At dawn, when you have trouble getting out of bed, tell yourself: 'I have to go to work — as a human being. What do I have to complain of, if I'm going to do what I was born for — the things I was brought into the world to do? Or is this what I was created for? To huddle under the blankets and stay warm?'

— But it's nicer in here ...

So you were born to feel 'nice'? Instead of doing things and experiencing them? Don't you see the plants, the birds, the ants and spiders and bees going about their individual tasks, putting the world in order, as best they can? And you're not willing to do your job as a human being? Why aren't you running to do what your nature demands?

:: The Secret Garden by Frances Hodgson Burnett [Luke and I are working on his persuasive essay for this book, two years after Levi and I discussed it. Chapter 27, In the Garden, is my favorite, and the first few pages concern the power of negative and positive thoughts, for Mary, Colin, and Archibald Craven.]

"In each century since the beginning of the world wonderful things have been discovered. In the last century more amazing things were found out than in any century before. In this new century hundreds of things still more astounding will be brought to light. At first people refuse to believe that a strange new thing can be done--then it is done and all the world wonders why it was not done centuries ago. One of the new things people began to find out in the last century was that thoughts--just mere thoughts--are as powerful as electric batteries--as good for one as sunlight is, or as bad for one as poison. To let a sad thought or a bad one get into your mind is as dangerous as letting as letting a scarlet fever germ get into your body.
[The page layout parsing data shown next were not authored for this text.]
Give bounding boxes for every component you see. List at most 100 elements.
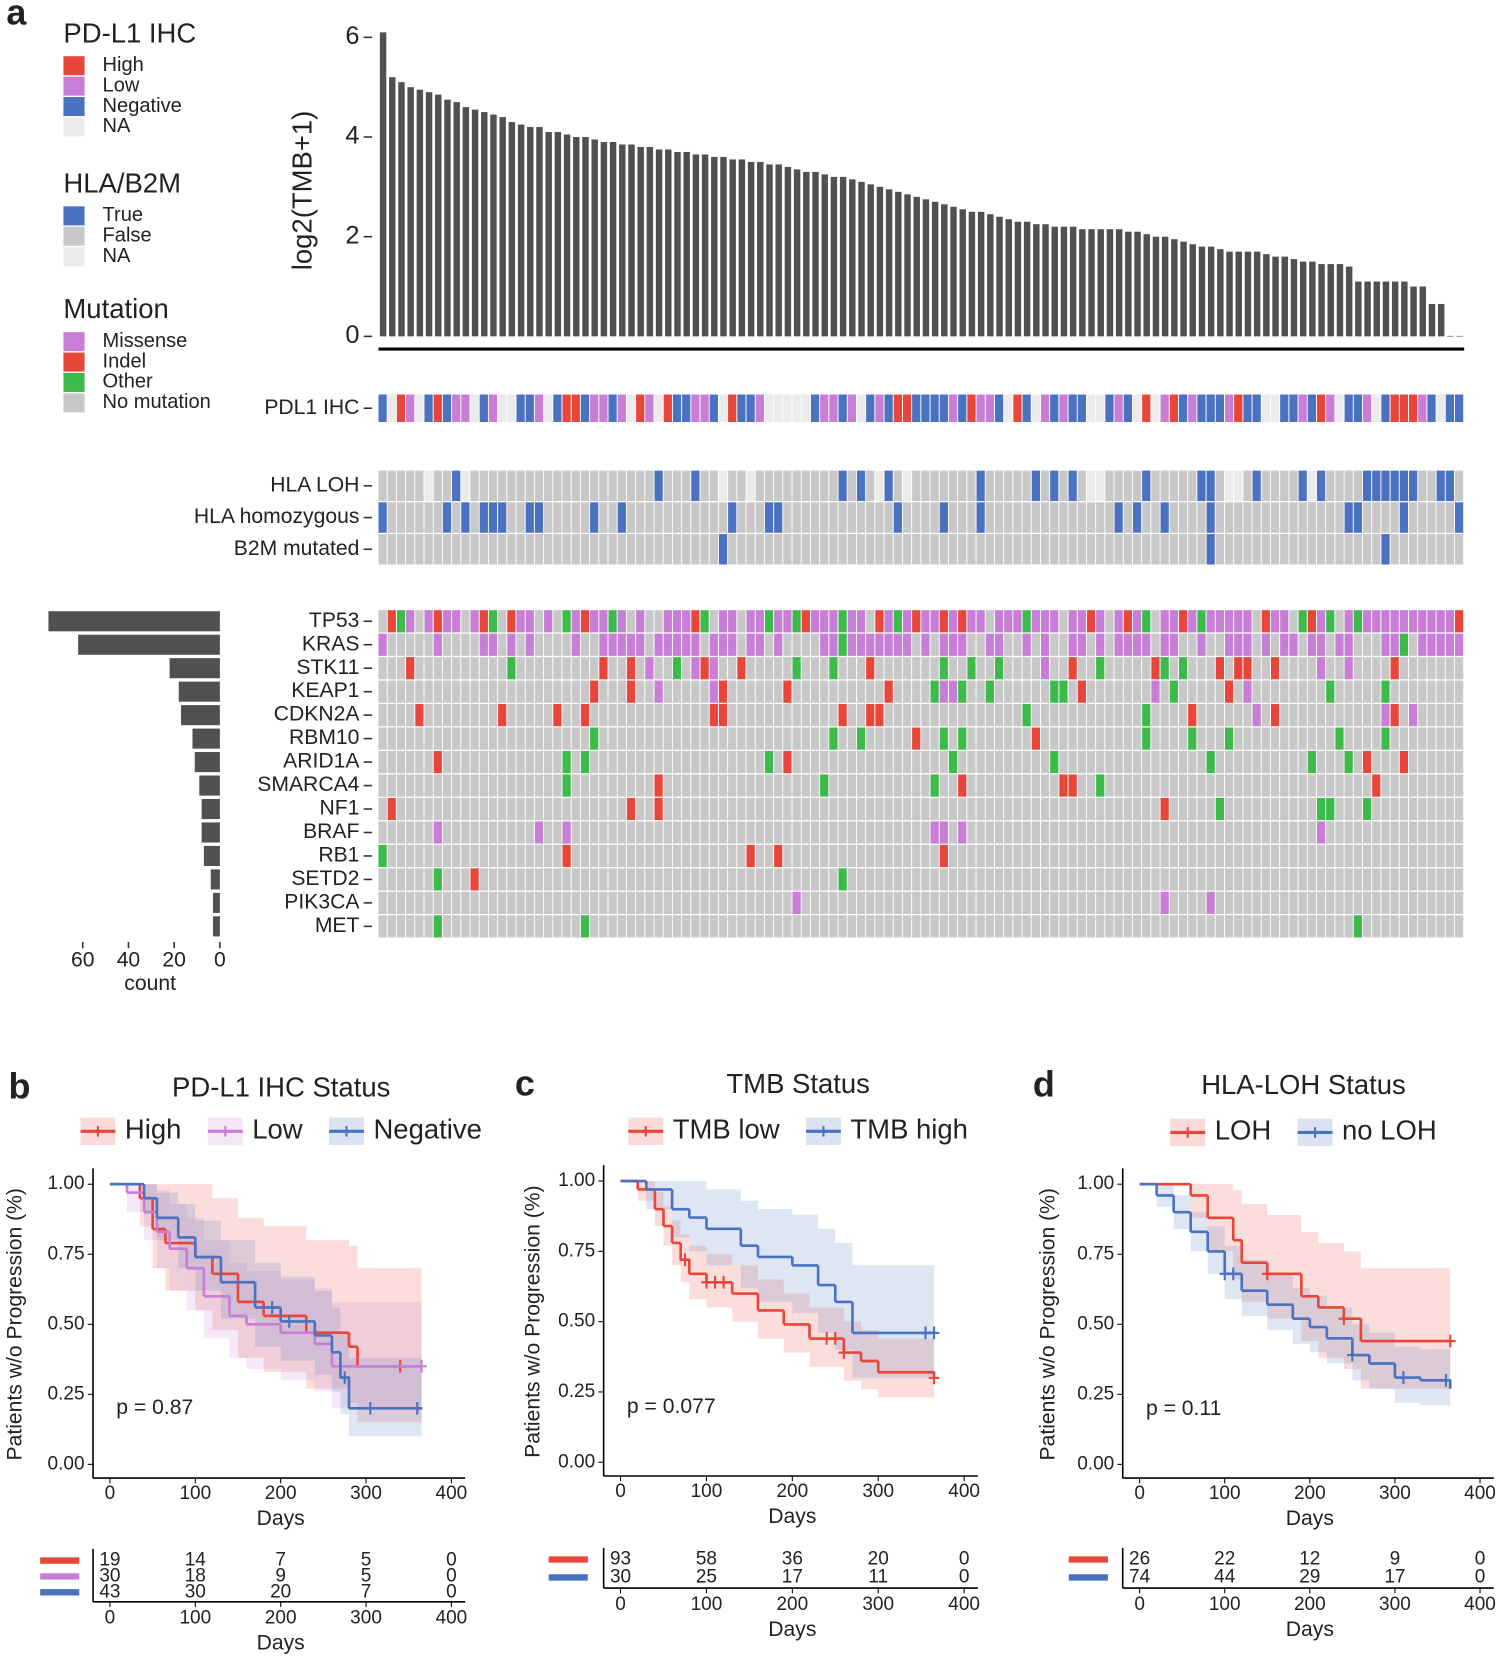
x-tick-label: 300 [862,1481,894,1502]
track-cell [1188,534,1197,565]
track-cell [378,534,387,565]
track-cell [544,727,553,750]
track-cell [1316,633,1326,656]
track-cell [1031,844,1040,868]
track-cell [838,868,847,891]
track-cell [479,750,488,774]
track-cell [1031,750,1040,774]
tmb-bar [435,94,442,337]
track-cell [1234,394,1243,422]
track-cell [1445,534,1455,565]
track-cell [562,915,571,938]
track-cell [1326,633,1335,656]
track-cell [1096,915,1105,938]
track-cell [1086,680,1096,703]
track-cell [1362,750,1372,774]
track-cell [921,610,930,633]
track-cell [1298,470,1307,502]
tmb-bar [490,114,497,337]
confidence-band [314,1287,332,1392]
track-cell [599,502,608,533]
track-cell [829,534,838,565]
track-cell [470,394,479,422]
track-cell [774,502,783,533]
track-cell [378,704,387,727]
tmb-bar [922,199,930,337]
track-cell [479,610,488,633]
track-cell [516,821,525,844]
track-cell [746,750,755,774]
track-cell [1077,534,1086,565]
track-cell [1436,750,1445,774]
track-cell [672,868,682,891]
track-cell [875,704,884,727]
track-cell [1022,868,1031,891]
track-cell [958,470,967,502]
y-axis-label: Patients w/o Progression (%) [521,1185,544,1457]
y-tick-label: 2 [345,221,359,249]
legend-swatch [63,56,85,76]
track-cell [1151,727,1160,750]
track-cell [1261,534,1271,565]
track-cell [810,704,820,727]
track-cell [682,868,691,891]
track-cell [764,534,774,565]
track-cell [1427,727,1436,750]
risk-count: 0 [446,1581,457,1602]
track-cell [1096,470,1105,502]
track-cell [810,610,820,633]
risk-count: 7 [361,1581,372,1602]
tmb-bar [1217,249,1224,337]
track-cell [1298,774,1307,797]
track-cell [1224,704,1234,727]
track-cell [1077,821,1086,844]
track-cell [1436,915,1445,938]
track-cell [1077,774,1086,797]
track-cell [1454,750,1464,774]
track-cell [1261,394,1271,422]
track-cell [488,774,498,797]
track-cell [801,534,810,565]
track-cell [1252,633,1261,656]
track-cell [856,470,866,502]
track-cell [1224,750,1234,774]
track-cell [571,727,580,750]
track-cell [470,915,479,938]
track-cell [709,610,718,633]
track-cell [1344,915,1353,938]
track-cell [1151,394,1160,422]
track-cell [663,915,672,938]
track-cell [1224,680,1234,703]
track-cell [534,797,544,821]
track-cell [893,797,902,821]
count-bar [213,892,220,913]
track-cell [893,727,902,750]
legend-swatch [63,226,85,246]
track-cell [930,797,939,821]
y-tick-label: 1.00 [558,1170,595,1191]
track-cell [645,704,654,727]
track-cell [755,868,764,891]
track-cell [801,502,810,533]
track-cell [1399,534,1409,565]
track-cell [1270,657,1280,680]
track-cell [516,610,525,633]
count-bar [201,822,220,843]
track-cell [994,394,1004,422]
track-cell [829,797,838,821]
track-cell [1326,750,1335,774]
track-cell [1178,657,1188,680]
track-cell [1050,868,1059,891]
track-cell [1031,394,1040,422]
track-cell [1289,534,1298,565]
track-cell [1454,633,1464,656]
track-cell [1197,797,1206,821]
legend-key-plus [1182,1127,1193,1138]
track-cell [645,844,654,868]
track-cell [1335,657,1344,680]
track-cell [663,502,672,533]
track-cell [626,774,636,797]
track-cell [636,821,645,844]
track-cell [1418,868,1427,891]
track-cell [884,821,893,844]
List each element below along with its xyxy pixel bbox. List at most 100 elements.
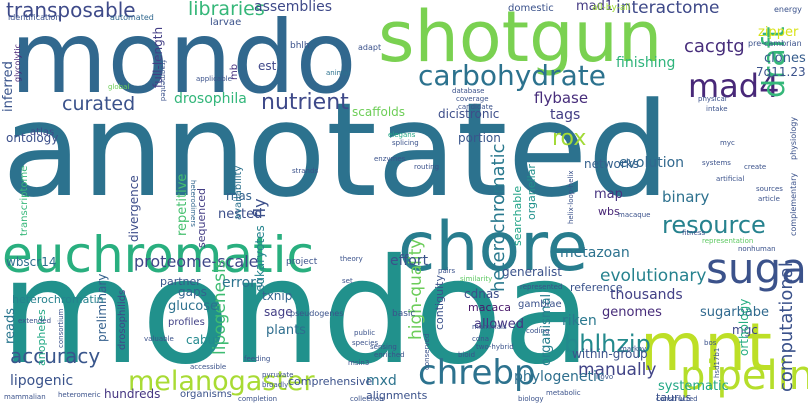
word-domestic: domestic [508,3,554,14]
word-mnt: mnt [640,309,772,386]
word-broadly: broadly [262,381,289,389]
word-candidate: candidate [458,103,493,111]
word-eukaryotes: eukaryotes [253,225,267,292]
word-heterodimers: heterodimers [189,180,197,227]
word-completion: completion [238,395,278,403]
word-metazoan: metazoan [560,245,630,261]
word-partner: partner [160,275,201,288]
word-set: set [342,277,353,285]
word-evolution: evolution [619,155,685,171]
word-all-by-all: all-by-all [592,3,631,13]
word-euchromatic: euchromatic [2,226,315,284]
word-finishing: finishing [616,55,676,71]
word-applicable: applicable [196,75,232,83]
word-taurus: taurus [656,391,692,404]
word-gaps: gaps [178,285,207,299]
word-larvae: larvae [210,17,242,28]
word-nested: nested [218,207,263,222]
word-genomes: genomes [602,305,662,320]
word-valuable: valuable [144,335,174,343]
word-repetitive: repetitive [175,173,190,236]
word-cdnas: cdnas [464,287,500,301]
word-clones: clones [764,51,806,66]
word-cdna: cdna [472,335,490,343]
word-metabolic: metabolic [546,389,581,397]
word-fitness: fitness [682,229,706,237]
word-glucose: glucose [168,299,218,314]
word-mad1: mad1 [576,0,614,14]
word-novo: novo [596,373,614,381]
word-sequenced: sequenced [195,188,208,248]
word-sage: sage [264,305,293,319]
word-cabut: cabut [186,333,220,347]
word-contiguity: contiguity [433,275,446,330]
word-transposable: transposable [6,0,136,22]
word-melanogaster: melanogaster [128,366,315,397]
word-est: est [258,59,277,73]
word-systems: systems [702,159,731,167]
word-similarity: similarity [460,275,493,283]
word-pseudogenes: pseudogenes [290,309,344,318]
word-conserved: conserved [423,333,431,370]
word-enzymes: enzymes [374,155,406,163]
word-cacgtg: cacgtg [684,36,745,57]
word-chore: chore [398,208,589,287]
word-mondo: mondo [10,0,357,116]
word-tags: tags [550,107,581,123]
word-annotated: annotated [2,74,671,226]
word-mad4: mad4 [688,67,780,105]
word-sugarbabe: sugarbabe [700,305,770,320]
word-article: article [758,195,780,203]
word-rnas: rnas [226,189,252,203]
word-carbohydrate: carbohydrate [418,59,606,92]
word-database: database [452,87,485,95]
word-automated: automated [110,13,154,22]
word-organisms: organisms [180,389,232,400]
word-theory: theory [340,255,363,263]
word-mgc: mgc [732,323,758,337]
word-artificial: artificial [716,175,745,183]
word-preliminary: preliminary [95,273,109,342]
word-chrebp: chrebp [418,353,536,393]
word-fragmented: fragmented [159,60,167,102]
word-bioid: bioid [458,351,476,359]
word-representation: representation [702,237,754,245]
word-pairs: pairs [438,267,456,275]
word-scaffolds: scaffolds [352,105,406,119]
word-reads: reads [3,307,18,344]
word-binary: binary [662,188,710,206]
word-allowed: allowed [474,317,525,332]
word-adapt: adapt [358,43,382,52]
word-7q11.23: 7q11.23 [756,65,806,79]
word-ontology: ontology [6,131,59,145]
word-macaca: macaca [468,301,512,314]
word-sources: sources [756,185,783,193]
word-profiles: profiles [168,317,205,328]
word-alignments: alignments [366,389,428,402]
word-riken: riken [562,313,597,329]
word-energy: energy [774,5,802,14]
word-lipogenic: lipogenic [10,373,74,389]
word-plants: plants [266,323,306,338]
word-pre-cambrian: pre-cambrian [748,39,802,48]
word-macaque: macaque [618,211,651,219]
word-drosophila: drosophila [174,91,247,107]
word-systematic: systematic [658,379,729,394]
word-generalist: generalist [502,265,562,279]
word-wbs: wbs [598,205,620,218]
word-drosophilids: drosophilids [117,289,128,350]
word-portion: portion [458,131,501,145]
word-enriched: enriched [374,351,405,359]
word-bos: bos [704,339,717,347]
word-mxd: mxd [366,373,397,389]
word-heterochromatin: heterochromatin [12,293,104,306]
word-complementary: complementary [789,172,798,236]
word-wbscr14: wbscr14 [6,255,57,269]
word-pyruvate: pyruvate [262,371,294,379]
word-networks: networks [584,157,639,171]
word-pipeline: pipeline [680,353,808,399]
word-divergence: divergence [127,175,141,242]
word-hundreds: hundreds [104,387,161,401]
word-routing: routing [414,163,440,171]
word-accuracy: accuracy [10,344,101,368]
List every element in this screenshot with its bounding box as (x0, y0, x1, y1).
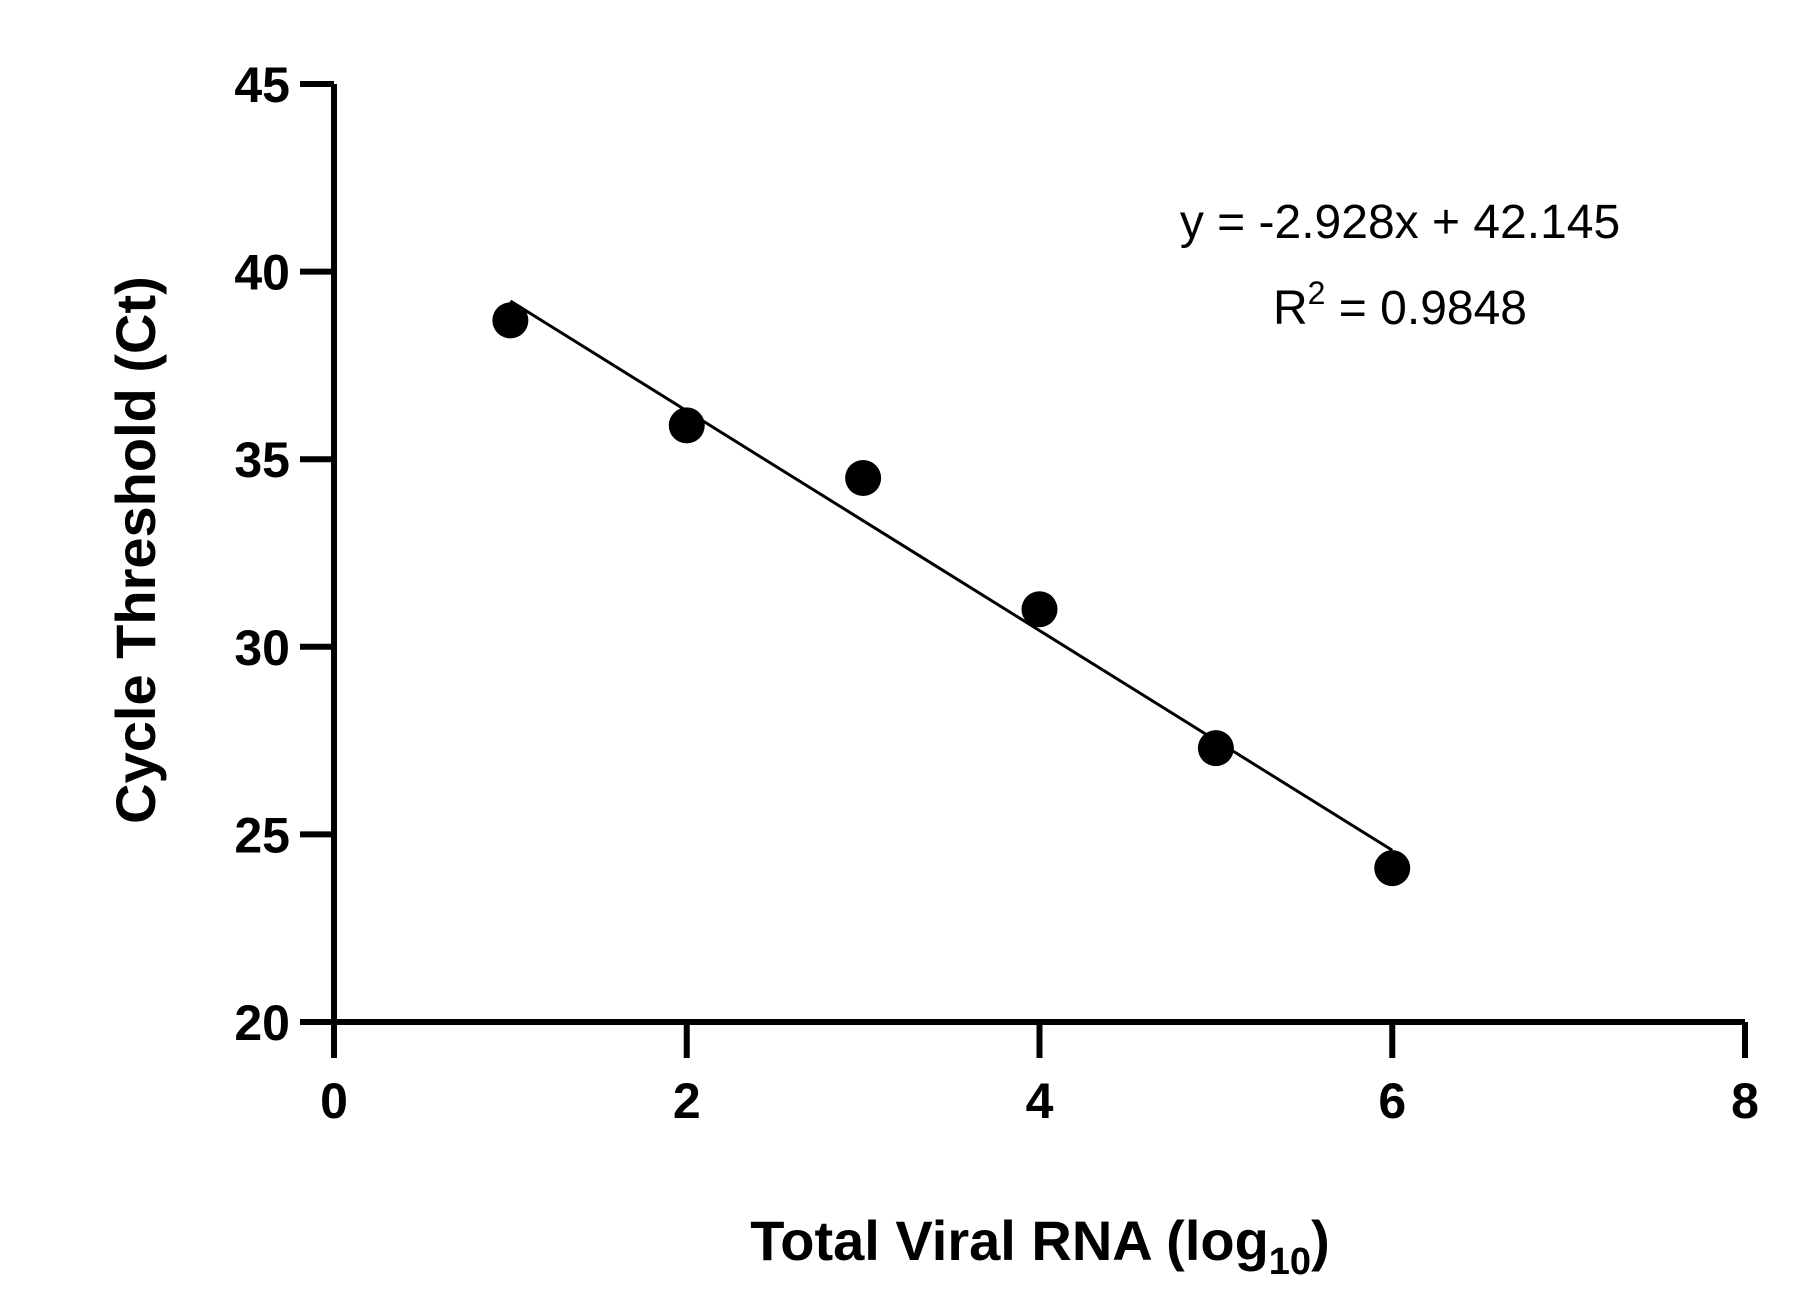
data-point (1197, 730, 1234, 767)
trendline-layer (509, 299, 1394, 852)
regression-equation: y = -2.928x + 42.145 (1180, 196, 1620, 249)
x-axis-title-text: Total Viral RNA (log (750, 1209, 1269, 1272)
r-squared-value: = 0.9848 (1325, 282, 1527, 335)
r-squared-superscript: 2 (1308, 275, 1326, 311)
trendline (509, 299, 1394, 852)
y-axis-title: Cycle Threshold (Ct) (104, 276, 167, 824)
data-point (492, 302, 529, 339)
x-axis-ticks: 0 2 4 6 8 (320, 1022, 1759, 1129)
y-tick-label: 30 (234, 620, 290, 676)
y-tick-label: 40 (234, 245, 290, 301)
y-tick-label: 45 (234, 57, 290, 113)
data-point (1374, 850, 1411, 887)
x-tick-label: 6 (1378, 1073, 1406, 1129)
r-squared: R2 = 0.9848 (1273, 275, 1527, 335)
x-axis-title: Total Viral RNA (log10) (750, 1209, 1329, 1283)
x-tick-label: 2 (673, 1073, 701, 1129)
data-point (1021, 591, 1058, 628)
data-point (845, 459, 882, 496)
y-axis-ticks: 20 25 30 35 40 45 (234, 57, 334, 1051)
axes: 20 25 30 35 40 45 0 2 4 6 8 (234, 57, 1759, 1129)
x-axis-title-suffix: ) (1311, 1209, 1330, 1272)
x-tick-label: 4 (1026, 1073, 1054, 1129)
y-tick-label: 20 (234, 995, 290, 1051)
r-squared-prefix: R (1273, 282, 1308, 335)
y-tick-label: 35 (234, 432, 290, 488)
data-point (668, 407, 705, 444)
y-tick-label: 25 (234, 807, 290, 863)
data-points (492, 302, 1411, 887)
x-tick-label: 8 (1731, 1073, 1759, 1129)
regression-annotation: y = -2.928x + 42.145 R2 = 0.9848 (1180, 196, 1620, 335)
x-axis-title-subscript: 10 (1269, 1241, 1311, 1283)
x-tick-label: 0 (320, 1073, 348, 1129)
If you let it stay there after it has got in you may never get over it as long as you live."

“…While the secret garden was coming alive and two children were coming alive with it, there was a man wandering about certain far-away beautiful places in the Norwegian fiords and the valleys and mountains of Switzerland and he was a man who for ten years had kept his mind filled with dark and heart-broken thinking. He had not been courageous; he had never tried to put any other thoughts in the place of the dark ones. He had wandered by blue lakes and thought them; he had lain on maintain-sides with sheets of deep blue gentians blooming all about him and flower breaths filling all the air and he had thought them. A terrible sorrow had fallen upon him when he had been happy and he had let his soul fill itself with blackness and had refused obstinately to allow any rifht of light to pierce through. He had forgotten and deserted his home and his duties.”